We arrived at the site after church. The huge screen they’d set up to show the funeral wasn’t working. Again, no spine-tingling, weepy rainbow nation moments. Just tech guys trying to get signal.  But there were people here, and they were all here for Madiba. There were old women dressed in their traditional Xhosa and Zulu dress. There were young Zulu guys wearing Springbok rugby jerseys. There were South Africans of Indian decent, old and young. There was one Indian family standing by the museum taking turns holding up a huge home-made banner reading, “Iron Bars do not a prison make.” There were young white people like me, and old white grandmothers with walking sticks. There were children. The screen wasn’t working, but someone started singing “Nkosi Sikelele”. I want to say everyone joined in, but in reality only a few did. Most went to check out the museum while waiting for the news feed to start working again.

We walked down to the sculpture. There were a lot of people on that walk to freedom today. Many carrying flowers, or messages, or candles. There were piles of flowers at the front and the back of the sculpture and across the road. There were even roses stuck into the holes in the steel bars of the sculpture. When you looked at Madiba’s profile, you saw people of every color and race intermingled with those black metal bars. The museum had already filled up a whole book with messages from people in just a few days. I flipped through while waiting in line to sign the new one. A few stuck out to me:

“Allah, thank you for giving us Madiba. Carry him to paradise.”

“I met you when I was six. You shook my hand and asked me what I wanted to be when I grew up. I said I didn’t know. You said maybe I should be president.” — (signed with an English surname)

“God, thank you for borrowing us Madiba for a time.”

And then a picture. It’s a squiggly drawing of a girl crying. No name.

She’s probably four years old.

Maybe one day her children will come home from history class and say, “Where were you when Madiba died? Did you go to the funeral?”

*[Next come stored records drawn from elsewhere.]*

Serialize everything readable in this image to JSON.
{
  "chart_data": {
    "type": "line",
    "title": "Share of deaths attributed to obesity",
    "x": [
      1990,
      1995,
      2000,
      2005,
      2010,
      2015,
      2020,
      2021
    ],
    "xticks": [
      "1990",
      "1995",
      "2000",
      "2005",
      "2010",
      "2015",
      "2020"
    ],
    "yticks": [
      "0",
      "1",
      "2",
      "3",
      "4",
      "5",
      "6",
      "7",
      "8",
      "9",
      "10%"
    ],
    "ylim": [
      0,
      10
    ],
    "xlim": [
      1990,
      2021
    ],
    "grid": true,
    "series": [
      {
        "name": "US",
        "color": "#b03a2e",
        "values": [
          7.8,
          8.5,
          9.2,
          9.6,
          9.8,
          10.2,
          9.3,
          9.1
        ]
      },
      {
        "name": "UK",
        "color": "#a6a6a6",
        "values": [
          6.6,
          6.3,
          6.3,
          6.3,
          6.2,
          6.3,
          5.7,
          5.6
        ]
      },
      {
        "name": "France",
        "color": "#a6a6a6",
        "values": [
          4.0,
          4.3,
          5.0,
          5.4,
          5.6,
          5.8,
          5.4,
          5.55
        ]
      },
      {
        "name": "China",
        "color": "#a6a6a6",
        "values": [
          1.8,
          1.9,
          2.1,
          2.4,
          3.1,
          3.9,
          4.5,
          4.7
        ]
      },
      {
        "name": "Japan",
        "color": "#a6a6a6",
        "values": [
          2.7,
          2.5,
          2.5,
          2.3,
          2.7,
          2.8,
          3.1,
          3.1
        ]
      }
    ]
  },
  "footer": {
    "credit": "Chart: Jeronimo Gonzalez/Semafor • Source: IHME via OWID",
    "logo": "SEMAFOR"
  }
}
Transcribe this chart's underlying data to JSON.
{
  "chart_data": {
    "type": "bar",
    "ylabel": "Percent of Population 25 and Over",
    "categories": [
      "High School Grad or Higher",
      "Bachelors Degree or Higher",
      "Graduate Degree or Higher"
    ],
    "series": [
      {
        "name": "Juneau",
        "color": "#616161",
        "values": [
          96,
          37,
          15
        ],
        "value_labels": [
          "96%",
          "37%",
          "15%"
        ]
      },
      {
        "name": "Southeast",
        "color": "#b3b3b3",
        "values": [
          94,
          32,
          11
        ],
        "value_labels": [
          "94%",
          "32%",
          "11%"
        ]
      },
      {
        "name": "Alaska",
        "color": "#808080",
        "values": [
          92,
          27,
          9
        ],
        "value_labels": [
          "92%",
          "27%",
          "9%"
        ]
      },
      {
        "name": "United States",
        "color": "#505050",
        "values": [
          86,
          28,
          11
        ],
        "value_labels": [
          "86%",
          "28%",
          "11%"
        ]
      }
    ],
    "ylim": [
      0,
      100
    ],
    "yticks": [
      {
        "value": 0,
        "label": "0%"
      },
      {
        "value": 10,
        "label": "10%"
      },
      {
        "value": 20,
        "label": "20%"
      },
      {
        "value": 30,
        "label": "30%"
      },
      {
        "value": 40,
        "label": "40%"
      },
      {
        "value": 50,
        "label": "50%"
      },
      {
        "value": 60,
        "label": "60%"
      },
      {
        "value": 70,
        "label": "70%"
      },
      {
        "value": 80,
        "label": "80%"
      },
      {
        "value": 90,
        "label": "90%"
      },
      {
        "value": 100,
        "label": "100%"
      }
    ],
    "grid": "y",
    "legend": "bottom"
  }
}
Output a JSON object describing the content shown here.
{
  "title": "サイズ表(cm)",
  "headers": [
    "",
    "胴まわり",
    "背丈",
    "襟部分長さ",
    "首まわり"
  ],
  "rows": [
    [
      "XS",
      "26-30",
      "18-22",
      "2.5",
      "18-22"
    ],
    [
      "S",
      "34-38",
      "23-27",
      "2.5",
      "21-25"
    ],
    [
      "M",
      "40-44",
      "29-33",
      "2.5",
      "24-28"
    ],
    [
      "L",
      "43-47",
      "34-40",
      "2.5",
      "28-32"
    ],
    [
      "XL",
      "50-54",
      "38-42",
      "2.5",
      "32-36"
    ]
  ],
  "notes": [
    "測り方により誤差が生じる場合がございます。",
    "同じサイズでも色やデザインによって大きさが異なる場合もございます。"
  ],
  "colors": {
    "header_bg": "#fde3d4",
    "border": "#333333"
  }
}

And she’ll say, “I don’t really remember it. I know we went to some memorial. And I drew a picture in a book. And my parents were sad and irritated about something that happened on TV at the funeral. But then we stopped by Howick afterwards and got some ice-creams.”

Rest in Peace Madiba.

Thank you for what you’ve done for this country, for the foundation you laid for a society where freedom is so normal we forget what it took to get here.

3 thoughts on “My Madiba Story

  1. Well written with a profound conclusion. I agree with the simple prayer: “Allah, thank you for giving us Madiba. Carry him to paradise.”